Thomas Crecquillon and “Ung gay berger”

This is not exactly a case of conflicting attribution, but simply a case of there being two settings of the same text, one by Janequin and one by Thomas Crecquillon (c. 1505–1557). The setting by Janequin (LM74) survives in collections issued by Pierre Attaingnant and Jacques Moderne at approximately the same time. Attaingnant’s version appears in the 8e livre of 1540, which is devoted exclusively to works by Janequin. Moderne includes “Ung gay berger” in his Difficile des chansons I, undated in the surviving partbooks, but dated to 1540 in the Lumley catalogue.

The Crecquillon version of “Ung gay berger” appears first in a Susato print from 1543. This version, which moves primarily in major tonalities (in contradistinction to the g minor flavor chosen by Janequin) was extraordinarily popular and shows up in at least twelve subsequent prints by Phalèse, Moderne, Scotto, Gardano, and Bernhard Jobin, many of which are destined for instrumental performance, including even an organ version published by Giacomo Vincenti.

As might be expected, Crecquillon’s version gets confused with the version by Janequin on at least two occasions (a Valentin Bakfark intabulation published by Moderne[1] in 1552 and a Giulio Barbetta intabulation published by Jobin[2] in 1582), thereby qualifying as “conflicting attributions” of a kind.

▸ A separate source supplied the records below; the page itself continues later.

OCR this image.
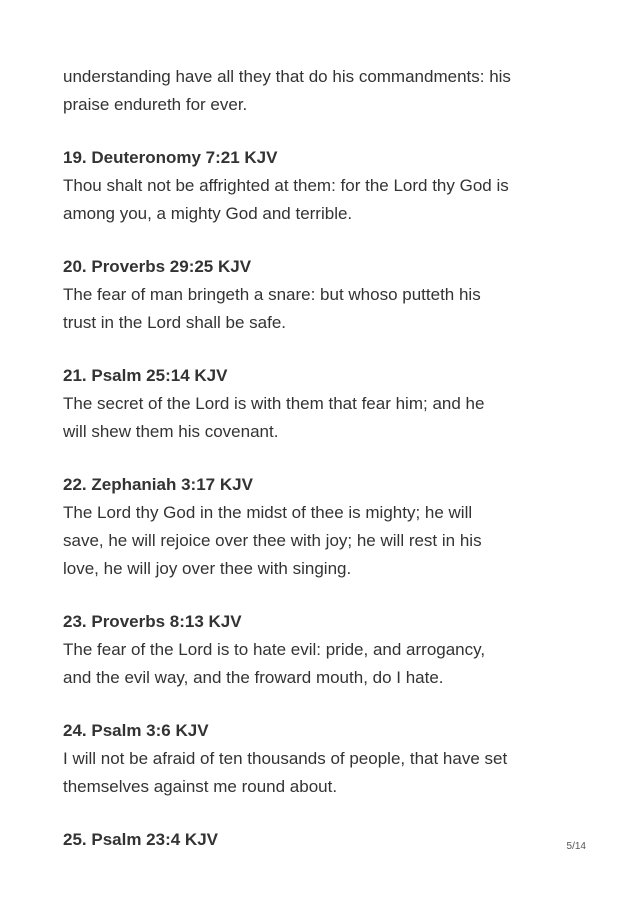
understanding have all they that do his commandments: his
praise endureth for ever.
19. Deuteronomy 7:21 KJV
Thou shalt not be affrighted at them: for the Lord thy God is
among you, a mighty God and terrible.
20. Proverbs 29:25 KJV
The fear of man bringeth a snare: but whoso putteth his
trust in the Lord shall be safe.
21. Psalm 25:14 KJV
The secret of the Lord is with them that fear him; and he
will shew them his covenant.
22. Zephaniah 3:17 KJV
The Lord thy God in the midst of thee is mighty; he will
save, he will rejoice over thee with joy; he will rest in his
love, he will joy over thee with singing.
23. Proverbs 8:13 KJV
The fear of the Lord is to hate evil: pride, and arrogancy,
and the evil way, and the froward mouth, do I hate.
24. Psalm 3:6 KJV
I will not be afraid of ten thousands of people, that have set
themselves against me round about.
25. Psalm 23:4 KJV	5/14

But the situation is clear enough: Janequin wrote a version that was printed in 1540; Crecquillon followed with a different setting of the same text in 1543 that served as the basis for a string of instrumental arrangements during the rest of the century.

  1. Attributed to “Ienecquin” in Bakfark’s Intabulatura (RISM 155230).
  2. Attributed to “C. Janequin” in Giulio Barbetta’s Novae tabulae (RISM 158215).